National Human Genome Research Institute, National Institutes of Health, Bethesda, Maryland, United States of America.
PLoS Genet. 2012;8(8):e1002871. doi: 10.1371/journal.pgen.1002871. Epub 2012 Aug 9.
Much emphasis has been placed on the identification, functional characterization, and therapeutic potential of somatic variants in tumor genomes. However, the majority of somatic variants lie outside coding regions and their role in cancer progression remains to be determined. In order to establish a system to test the functional importance of non-coding somatic variants in cancer, we created a low-passage cell culture of a metastatic melanoma tumor sample. As a foundation for interpreting functional assays, we performed whole-genome sequencing and analysis of this cell culture, the metastatic tumor from which it was derived, and the patient-matched normal genomes. When comparing somatic mutations identified in the cell culture and tissue genomes, we observe concordance at the majority of single nucleotide variants, whereas copy number changes are more variable. To understand the functional impact of non-coding somatic variation, we leveraged functional data generated by the ENCODE Project Consortium. We analyzed regulatory regions derived from multiple different cell types and found that melanocyte-specific regions are among the most depleted for somatic mutation accumulation. Significant depletion in other cell types suggests the metastatic melanoma cells de-differentiated to a more basal regulatory state. Experimental identification of genome-wide regulatory sites in two different melanoma samples supports this observation. Together, these results show that mutation accumulation in metastatic melanoma is nonrandom across the genome and that a de-differentiated regulatory architecture is common among different samples. Our findings enable identification of the underlying genetic components of melanoma and define the differences between a tissue-derived tumor sample and the cell culture created from it. Such information helps establish a broader mechanistic understanding of the linkage between non-coding genomic variations and the cellular evolution of cancer.

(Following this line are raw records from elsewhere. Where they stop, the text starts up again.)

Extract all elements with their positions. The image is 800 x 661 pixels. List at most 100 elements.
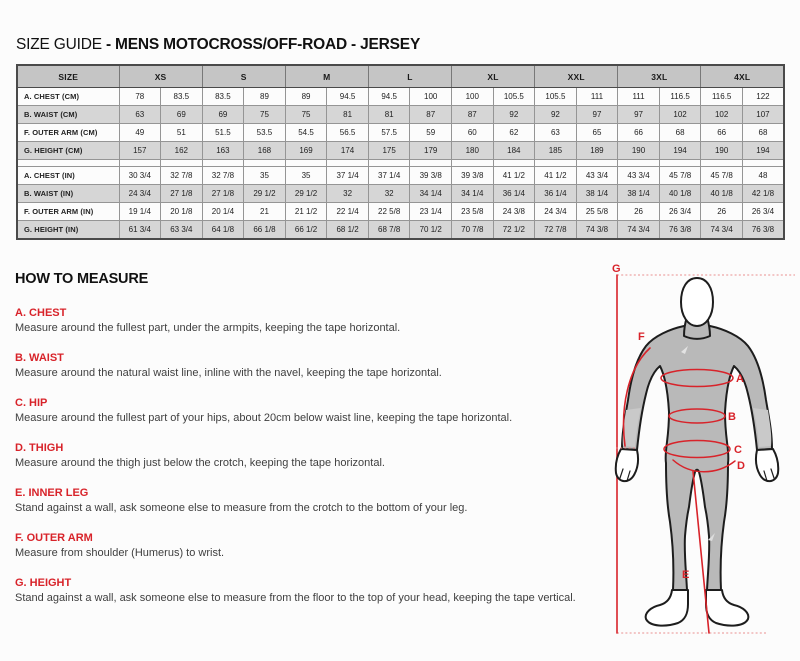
size-value-cell: 32 7/8: [160, 166, 203, 185]
size-value-cell: 26: [617, 202, 660, 221]
size-value-cell: 81: [367, 105, 411, 124]
measure-item-text: Measure around the thigh just below the …: [15, 457, 385, 469]
size-value-cell: 157: [118, 141, 162, 160]
size-value-cell: 53.5: [243, 123, 286, 142]
size-value-cell: 81: [326, 105, 369, 124]
size-value-cell: 40 1/8: [700, 184, 743, 203]
measure-item-label: G. HEIGHT: [15, 577, 72, 589]
size-value-cell: 63: [118, 105, 162, 124]
column-header-l: L: [367, 64, 453, 88]
diagram-label-thigh: D: [737, 460, 745, 472]
size-value-cell: 24 3/4: [534, 202, 577, 221]
size-value-cell: 26: [700, 202, 743, 221]
size-value-cell: 23 1/4: [409, 202, 452, 221]
size-value-cell: 68: [658, 123, 702, 142]
size-value-cell: 66: [617, 123, 660, 142]
size-value-cell: 68 7/8: [367, 220, 411, 240]
measure-item-text: Measure around the fullest part, under t…: [15, 322, 401, 334]
column-header-xxl: XXL: [534, 64, 619, 88]
size-value-cell: 69: [160, 105, 203, 124]
size-value-cell: 42 1/8: [741, 184, 785, 203]
measure-item-label: D. THIGH: [15, 442, 64, 454]
size-value-cell: 40 1/8: [658, 184, 702, 203]
size-value-cell: 45 7/8: [658, 166, 702, 185]
size-value-cell: 56.5: [326, 123, 369, 142]
size-value-cell: 24 3/8: [492, 202, 536, 221]
measure-item-label: C. HIP: [15, 397, 48, 409]
size-value-cell: 97: [575, 105, 619, 124]
size-value-cell: 22 5/8: [367, 202, 411, 221]
size-value-cell: 19 1/4: [118, 202, 162, 221]
measurement-row-label: F. OUTER ARM (CM): [16, 123, 120, 142]
size-value-cell: 25 5/8: [575, 202, 619, 221]
size-value-cell: 41 1/2: [492, 166, 536, 185]
size-value-cell: 194: [658, 141, 702, 160]
inner-leg-measure-line: [692, 470, 710, 634]
size-value-cell: 59: [409, 123, 452, 142]
size-value-cell: 89: [243, 87, 286, 106]
measure-item: G. HEIGHT Stand against a wall, ask someo…: [15, 577, 600, 605]
size-value-cell: 175: [367, 141, 411, 160]
measure-item: F. OUTER ARM Measure from shoulder (Humer…: [15, 532, 600, 560]
size-value-cell: 38 1/4: [617, 184, 660, 203]
size-value-cell: 180: [451, 141, 494, 160]
size-value-cell: 29 1/2: [243, 184, 286, 203]
column-header-xs: XS: [118, 64, 203, 88]
size-value-cell: 63: [534, 123, 577, 142]
size-value-cell: 68: [741, 123, 785, 142]
size-value-cell: 43 3/4: [617, 166, 660, 185]
size-value-cell: 190: [617, 141, 660, 160]
size-value-cell: 194: [741, 141, 785, 160]
size-value-cell: 116.5: [658, 87, 702, 106]
column-header-s: S: [201, 64, 286, 88]
size-value-cell: 87: [409, 105, 452, 124]
size-value-cell: 185: [534, 141, 577, 160]
size-value-cell: 35: [243, 166, 286, 185]
size-value-cell: 100: [451, 87, 494, 106]
waist-measure-ellipse: [668, 408, 726, 424]
size-value-cell: 62: [492, 123, 536, 142]
size-value-cell: 26 3/4: [658, 202, 702, 221]
size-value-cell: 76 3/8: [741, 220, 785, 240]
size-value-cell: 24 3/4: [118, 184, 162, 203]
page-title-product: - MENS MOTOCROSS/OFF-ROAD - JERSEY: [105, 36, 421, 53]
column-header-4xl: 4XL: [700, 64, 785, 88]
diagram-label-hip: C: [734, 444, 742, 456]
column-header-m: M: [284, 64, 369, 88]
size-value-cell: 27 1/8: [160, 184, 203, 203]
measure-item-text: Measure around the fullest part of your …: [15, 412, 513, 424]
unit-section-spacer: [16, 159, 785, 167]
measurement-row-label: G. HEIGHT (IN): [16, 220, 120, 240]
size-value-cell: 74 3/4: [617, 220, 660, 240]
page-title-prefix: SIZE GUIDE: [16, 36, 106, 53]
measure-item-text: Stand against a wall, ask someone else t…: [15, 592, 576, 604]
size-value-cell: 168: [243, 141, 286, 160]
size-value-cell: 190: [700, 141, 743, 160]
size-value-cell: 29 1/2: [284, 184, 328, 203]
size-value-cell: 68 1/2: [326, 220, 369, 240]
size-value-cell: 83.5: [201, 87, 245, 106]
size-value-cell: 72 7/8: [534, 220, 577, 240]
measurement-row-label: B. WAIST (CM): [16, 105, 120, 124]
left-glove-fingers: [619, 468, 631, 482]
size-value-cell: 78: [118, 87, 162, 106]
size-value-cell: 74 3/8: [575, 220, 619, 240]
size-value-cell: 37 1/4: [367, 166, 411, 185]
size-value-cell: 66 1/2: [284, 220, 328, 240]
measure-item: D. THIGH Measure around the thigh just be…: [15, 442, 600, 470]
size-value-cell: 49: [118, 123, 162, 142]
size-value-cell: 64 1/8: [201, 220, 245, 240]
size-value-cell: 94.5: [326, 87, 369, 106]
measurement-row-label: G. HEIGHT (CM): [16, 141, 120, 160]
right-glove: [755, 448, 780, 483]
size-value-cell: 94.5: [367, 87, 411, 106]
left-glove: [614, 448, 639, 483]
size-table: SIZE XS S M L XL XXL 3XL 4XL A. CHEST (CM) 78 83.5…: [16, 64, 785, 240]
size-value-cell: 30 3/4: [118, 166, 162, 185]
column-header-xl: XL: [450, 64, 536, 88]
size-value-cell: 97: [617, 105, 660, 124]
column-header-3xl: 3XL: [617, 64, 702, 88]
size-table-row: B. WAIST (IN) 24 3/4 27 1/8 27 1/8 29 1/2 29 …: [16, 184, 785, 203]
size-value-cell: 43 3/4: [575, 166, 619, 185]
size-value-cell: 26 3/4: [741, 202, 785, 221]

人们非常重视鉴定、功能特征分析和肿瘤基因组体细胞变异的治疗潜力。然而,大多数体细胞变异位于编码区之外,其在癌症进展中的作用仍有待确定。为了建立一个测试癌症中非编码体细胞变异功能重要性的系统,我们创建了一个转移性黑素瘤肿瘤样本的低传代细胞培养物。作为解释功能测定的基础,我们对该细胞培养物、其衍生的转移性肿瘤以及患者匹配的正常基因组进行了全基因组测序和分析。在比较细胞培养物和组织基因组中鉴定的体细胞突变时,我们观察到大多数单核苷酸变异的一致性,而拷贝数变化则更具可变性。为了了解非编码体细胞变异的功能影响,我们利用了 ENCODE 项目联盟生成的功能数据。我们分析了来自多种不同细胞类型的调控区域,发现黑素细胞特异性区域是体细胞突变积累最少的区域之一。其他细胞类型的显著缺失表明转移性黑素瘤细胞去分化为更基础的调控状态。在两个不同的黑素瘤样本中对全基因组调控位点的实验鉴定支持了这一观察结果。总之,这些结果表明,转移性黑素瘤中的突变积累在整个基因组中是非随机的,去分化的调控结构在不同样本中很常见。我们的发现使我们能够确定黑素瘤的潜在遗传成分,并定义组织衍生的肿瘤样本与其创建的细胞培养物之间的差异。这些信息有助于建立对非编码基因组变异与癌症细胞进化之间联系的更广泛的机制理解。